The Iraqi army said the operation is being spearheaded by the 9th armoured division, the federal police and counterterrorism units, Stratford reported.
“They are saying that thousands of Shia militias are very much in a supportive role,” he said.
“It seems as if all diplomatic efforts have failed,” said Stratford, calling the push a “very worrying” development.
“Despite repeated denials by the Iraqi army that they were going to move on into the city and retake these oil fields, it seems very much as if that is happening now.”
Since then, there has not been an agreement between the KRG and the federal government in Baghdad about who should control the area – and also benefit from its vast oil wealth.
“Kirkuk is hugely important for the KRG and the Iraqi federal government,” said Stratford.
“It is one of the two main oil-producing areas of the country, believed to have around four percent of the world’s oil resources.”
Tensions between the two sides have been running especially high since Iraqi Kurds overwhelmingly voted for secession in last month’s referendum that Baghdad rejected as illegal.
The non-binding poll was held in areas under the control of the KRG and in a handful of disputed territories, including Kirkuk.
Shortly after the referendum, the Iraqi parliament asked al-Abadi to send troops to Kirkuk and take back control of the region’s oil fields.
On Sunday, Kurdish leaders rejected a demand by Baghdad to cancel the outcome of the referendum as a precondition for talks to resolve the dispute.
“So long as the Kurds were willing to remain within Iraq, who controls Kirkuk and the oil fields in Kirkuk was not as critical an issue,” Feisal Istrabadi, director of the Center for the Study of the Middle East at Indiana University, told Al Jazeera.
“After the referendum, when there is talk of independence while there is a de facto Kurdish presence in Kirkuk, the stakes became much higher – and this, unfortunately, is the result,” he added, referring to the military operation.
Kirkuk province lies outside of the official borders of the Kurds’ semi-autonomous territory. It is home to Kurds, Arabs, Turkmen and Christians.
The vast majority of Turkmen and Arabs who have lived in Kirkuk for generations boycotted the referendum.
“There are many Kurds who call it their Jerusalem,” said Stratford, “but there’s also considerable opposition among the Arabs and the Turkmen about any idea with respect to Kirkuk being part of a future independent Kurdish state.”
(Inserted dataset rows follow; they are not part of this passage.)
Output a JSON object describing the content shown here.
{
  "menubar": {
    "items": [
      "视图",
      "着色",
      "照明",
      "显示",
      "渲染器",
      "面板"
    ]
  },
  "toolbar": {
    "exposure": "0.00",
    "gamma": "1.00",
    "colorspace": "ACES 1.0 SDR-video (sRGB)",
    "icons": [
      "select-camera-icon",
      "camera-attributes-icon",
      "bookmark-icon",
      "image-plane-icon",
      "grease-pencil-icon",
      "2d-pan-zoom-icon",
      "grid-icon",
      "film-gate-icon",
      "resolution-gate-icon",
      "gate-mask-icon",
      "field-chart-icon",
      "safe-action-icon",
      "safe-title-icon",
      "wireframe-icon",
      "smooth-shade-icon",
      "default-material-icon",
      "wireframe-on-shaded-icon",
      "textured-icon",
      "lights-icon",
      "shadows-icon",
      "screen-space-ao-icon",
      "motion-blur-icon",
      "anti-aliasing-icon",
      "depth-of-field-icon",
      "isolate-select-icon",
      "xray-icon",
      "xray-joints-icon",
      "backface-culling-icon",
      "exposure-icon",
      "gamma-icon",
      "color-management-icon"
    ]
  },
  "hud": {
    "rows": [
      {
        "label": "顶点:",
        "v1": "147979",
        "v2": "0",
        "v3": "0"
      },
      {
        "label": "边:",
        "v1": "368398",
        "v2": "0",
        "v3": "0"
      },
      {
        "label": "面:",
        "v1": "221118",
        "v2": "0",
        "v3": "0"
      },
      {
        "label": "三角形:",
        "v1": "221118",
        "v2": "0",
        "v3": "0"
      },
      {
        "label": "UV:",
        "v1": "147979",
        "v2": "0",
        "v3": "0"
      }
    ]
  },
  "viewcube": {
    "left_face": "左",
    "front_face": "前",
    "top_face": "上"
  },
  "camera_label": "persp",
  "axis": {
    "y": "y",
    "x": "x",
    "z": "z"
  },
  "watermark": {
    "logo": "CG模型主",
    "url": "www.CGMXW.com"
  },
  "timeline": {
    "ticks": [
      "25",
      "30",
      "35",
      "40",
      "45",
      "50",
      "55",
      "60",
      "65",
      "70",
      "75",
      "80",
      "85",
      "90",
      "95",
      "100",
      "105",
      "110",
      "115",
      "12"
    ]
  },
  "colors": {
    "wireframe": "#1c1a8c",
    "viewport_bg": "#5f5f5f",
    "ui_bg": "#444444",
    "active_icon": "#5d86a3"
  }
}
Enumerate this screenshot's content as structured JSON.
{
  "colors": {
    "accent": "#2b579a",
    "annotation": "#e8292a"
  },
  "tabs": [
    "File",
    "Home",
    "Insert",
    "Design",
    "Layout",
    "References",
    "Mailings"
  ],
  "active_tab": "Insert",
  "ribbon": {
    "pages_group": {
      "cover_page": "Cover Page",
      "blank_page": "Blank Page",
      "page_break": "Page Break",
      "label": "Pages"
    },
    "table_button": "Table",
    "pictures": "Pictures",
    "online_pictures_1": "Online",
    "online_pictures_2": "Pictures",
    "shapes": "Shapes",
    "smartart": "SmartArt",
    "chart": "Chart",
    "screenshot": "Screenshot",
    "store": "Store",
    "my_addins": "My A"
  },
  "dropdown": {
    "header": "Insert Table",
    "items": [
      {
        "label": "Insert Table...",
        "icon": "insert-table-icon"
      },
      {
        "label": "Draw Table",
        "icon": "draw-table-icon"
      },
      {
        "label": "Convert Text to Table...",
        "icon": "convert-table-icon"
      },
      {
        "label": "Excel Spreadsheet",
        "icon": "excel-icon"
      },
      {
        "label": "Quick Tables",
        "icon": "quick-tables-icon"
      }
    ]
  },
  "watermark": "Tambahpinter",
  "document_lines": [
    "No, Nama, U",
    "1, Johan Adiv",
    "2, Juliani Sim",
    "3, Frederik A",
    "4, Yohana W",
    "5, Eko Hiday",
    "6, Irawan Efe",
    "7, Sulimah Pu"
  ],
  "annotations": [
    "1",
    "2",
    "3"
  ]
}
Later in the day, the United States called on the Iraqi and Kurdish forces to avoid escalation and turn to dialogue to resolve their differences.
“We oppose violence from any party, and urge against destabilising actions that distract from the fight against ISIS and further undermine Iraq’s stability,” said Laura Seal, Pentagon spokeswoman.
“We continue to support a unified Iraq,” she added. “Despite the Kurdistan Regional Government’s unfortunate decision to pursue a unilateral referendum, dialogue remains the best option to defuse ongoing tensions and long-standing issues, in accordance with the Iraqi constitution.”
Seal also urged “all actors” in the region to focus on the common threat of ISIL and avoid stoking tensions among the Iraqi people. Iraqi and Kurdish forces have both been trained and armed by the US.